Clara Marie Lüders has successfully defended her Doctoral Thesis at the University of Hamburg with excellent results. Congrats Dr. Clara!
📖 Thesis: Mining and Understanding Issue Links Towards a Better Management
Clara extensively studied issue dependencies in issue trackers, briefly speaking along three main lines: exploring, predicting, and designing:
✅ While most research has focussed on duplicate links so far, Clara showed that other links are very popular and effortful to manage. Her analysis shows the heterogeneity of issue linking and variety of link types as well as issue linking patterns in (open source) practice.
✅ Clara showed that top state-of-the-art duplicate prediction models are rather unreliable if exposed to realistic datasets with different link types (beyond duplication). She experimented with multiple Machine Learning techniques (including Transformers) for predicting typed issue links with top accuracy: researching, a.o. the impact of data quality (i.e. of links and issues) on the prediction accuracy.

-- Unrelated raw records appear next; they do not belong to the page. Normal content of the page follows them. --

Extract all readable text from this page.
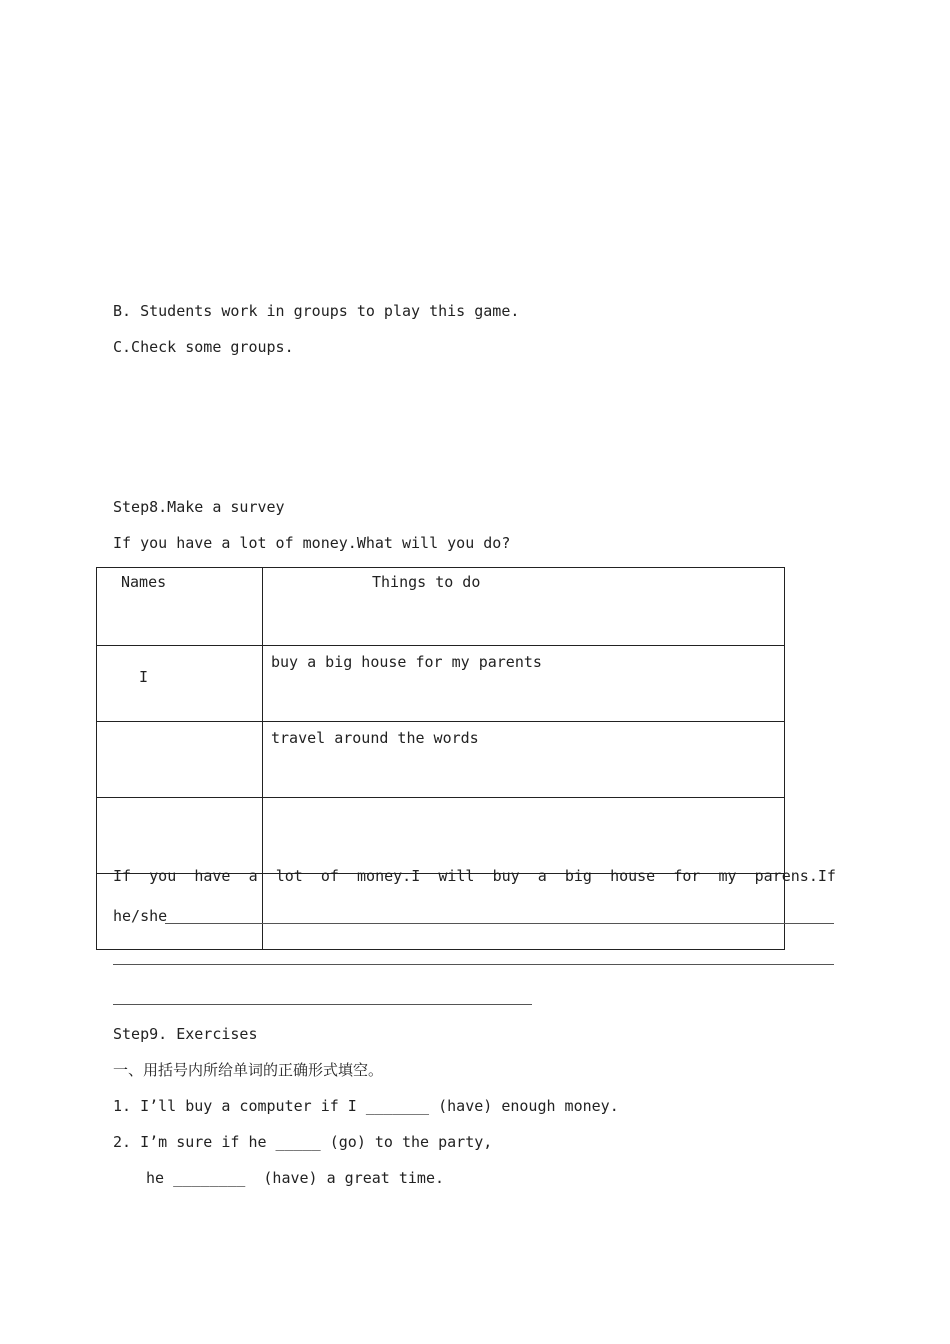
B. Students work in groups to play this game.
C.Check some groups.
Step8.Make a survey
If you have a lot of money.What will you do?
Names	Things to do
I	buy a big house for my parents
	travel around the words

If you have a lot of money.I will buy a big house for my parens.If
he/she
Step9. Exercises
一、用括号内所给单词的正确形式填空。
1. I’ll buy a computer if I _______ (have) enough money.
2. I’m sure if he _____ (go) to the party,
he ________  (have) a great time.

✅ Clara designed and evaluated a software framework for link visualization, link recommendation, and linking analytics. The framework is based on and integrated into hashtag#Jira. We are considering sharing it as a plugin in their store.
These are the main papers published as a part of her PhD journey.
- Automated Detection of Typed Links in Issue Trackers
- OpenReq Issue Link Map: A Tool to Visualize Issue Links in Jira
- Beyond Duplicates: Towards Understanding and Predicting Link Types in Issue Tracking Systems
- An Alternative Issue Tracking Dataset of Public Jira Repositories. (might be useful for many working in this area).
A warm congratulation and expect more to come from Clara!